Global Rise TV (KARAWANG )-Permintaan maaf yang disampaikan Oktav Ardiasyah, Manager HRD/GA PT FCC Indonesia, atas pernyataannya yang viral dan dianggap merendahkan martabat warga Karawang, mendapat tanggapan tegas dari sejumlah aktivis dan tokoh masyarakat Karawang.
Pernyataan Oktav yang menyebutkan bahwa “orang Karawang itu susah diajarin dan enggak pintar-pintar” dalam video yang beredar luas di media sosial, telah menyulut kemarahan publik. Meski Oktav menyampaikan klarifikasi bahwa ucapannya diambil di luar konteks, namun luka sosial di tengah masyarakat sudah terlanjur terjadi.
“Permintaan maaf boleh disampaikan, tetapi dampak sosial dan psikologis dari ucapan itu tidak bisa dianggap sepele,” tegas Syuhada Wisastra, praktisi HRD Karawang dan juga aktivis serta tokoh jurnalis Karawang, Kamis (24/7/2025).
Menurutnya, permintaan maaf tidak serta-merta menghapus efek domino dari pernyataan yang telah merendahkan harkat dan martabat warga Karawang secara kolektif. Apalagi video tersebut beredar luas tanpa penjelasan konteks, sehingga publik menilai apa yang disampaikan mencerminkan pandangan pribadi maupun kelembagaan perusahaan.
“Kami menghargai permintaan maaf yang disampaikan. Namun proses hukum tetap harus berjalan. Ini bukan sekadar persoalan pribadi, tapi soal harga diri masyarakat Karawang yang sudah dilecehkan,” imbuhnya.
Sejumlah organisasi masyarakat sipil di Karawang juga menyatakan bahwa permintaan maaf tersebut belum menyentuh substansi persoalan. Klarifikasi Oktav dianggap menyederhanakan persoalan yang sesungguhnya kompleks dan menyakitkan bagi publik.
“Video yang viral itu tidak diedit atau dipelintir. Kami semua mendengarnya sendiri. Mengatakan bahwa orang Karawang ‘enggak pintar-pintar’ adalah bentuk diskriminasi verbal yang tidak bisa ditoleransi,” ujarnya.
Ia juga menyebut bahwa tindakan HRD PT FCC telah mencederai semangat kemitraan antara industri dan masyarakat lokal yang selama ini dijaga.

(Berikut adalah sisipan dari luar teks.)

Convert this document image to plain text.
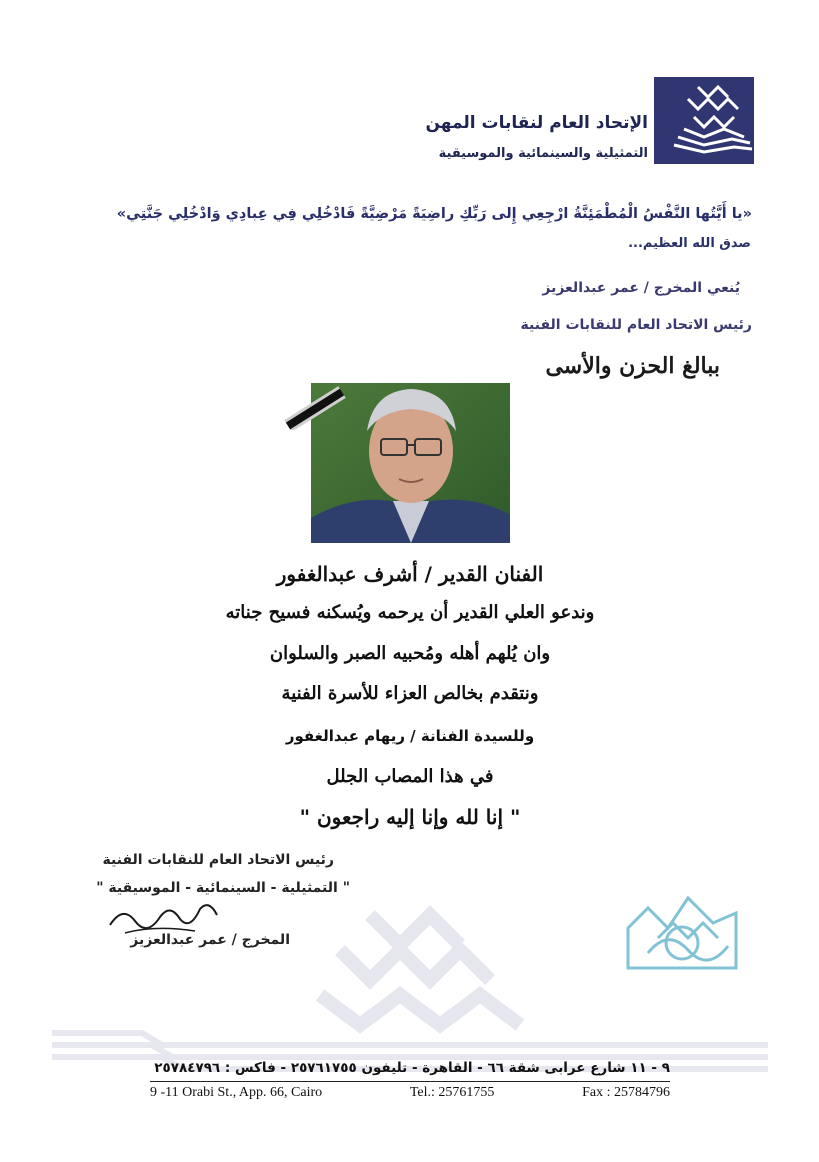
الإتحاد العام لنقابات المهن
التمثيلية والسينمائية والموسيقية
«يا أَيَّتُها النَّفْسُ الْمُطْمَئِنَّةُ ارْجِعِي إِلى رَبِّكِ راضِيَةً مَرْضِيَّةً فَادْخُلِي فِي عِبادِي وَادْخُلِي جَنَّتِي»
صدق الله العظيم...
يُنعي المخرج / عمر عبدالعزيز
رئيس الاتحاد العام للنقابات الفنية
ببالغ الحزن والأسى
الفنان القدير / أشرف عبدالغفور
وندعو العلي القدير أن يرحمه ويُسكنه فسيح جناته
وان يُلهم أهله ومُحبيه الصبر والسلوان
ونتقدم بخالص العزاء للأسرة الفنية
وللسيدة الفنانة / ريهام عبدالغفور
في هذا المصاب الجلل
" إنا لله وإنا إليه راجعون "
رئيس الاتحاد العام للنقابات الفنية
" التمثيلية - السينمائية - الموسيقية "
المخرج / عمر عبدالعزيز
٩ - ١١ شارع عرابى شقة ٦٦ - القاهرة - تليفون ٢٥٧٦١٧٥٥ - فاكس : ٢٥٧٨٤٧٩٦
9 -11 Orabi St., App. 66, Cairo	Tel.: 25761755	Fax : 25784796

Dalam pernyataan sebelumnya, Oktav menyebut bahwa ucapannya hanya ditujukan untuk peserta tes kerja di internal PT FCC dan tidak bermaksud mendiskreditkan warga Karawang secara umum. Namun fakta di lapangan menunjukkan bahwa ucapan tersebut tetap menimbulkan kegaduhan sosial.
“Konteks internal atau tidak, yang jelas sudah melukai hati warga Karawang. Ini bukan hanya soal rekrutmen, tapi tentang bagaimana cara perusahaan menghargai masyarakat di mana mereka beroperasi,” tegas Syuhada Wisastra yang telah puluhan tahun bekerja di dunia HRD.
Sementara itu, pelaporan terhadap Oktav oleh salah satu tokoh masyarakat Karawang ke Polres Karawang dengan tuduhan penghinaan dan ujaran diskriminatif masih dalam proses. Warga berharap aparat penegak hukum tetap melanjutkan proses ini secara transparan dan profesional.
“Hukum tetap harus ditegakkan. Kita ingin Karawang sebagai kawasan industri tetap menjunjung tinggi nilai-nilai saling menghormati, bukan menjadi tempat yang mempermalukan anak daerah,” pungkasnya.
Permintaan maaf boleh diterima sebagai bagian dari etika, namun proses hukum tetap menjadi ranah keadilan. Warga Karawang kini menanti pembuktian, apakah hukum bisa benar-benar berdiri di atas kejujuran dan harga diri rakyatnya.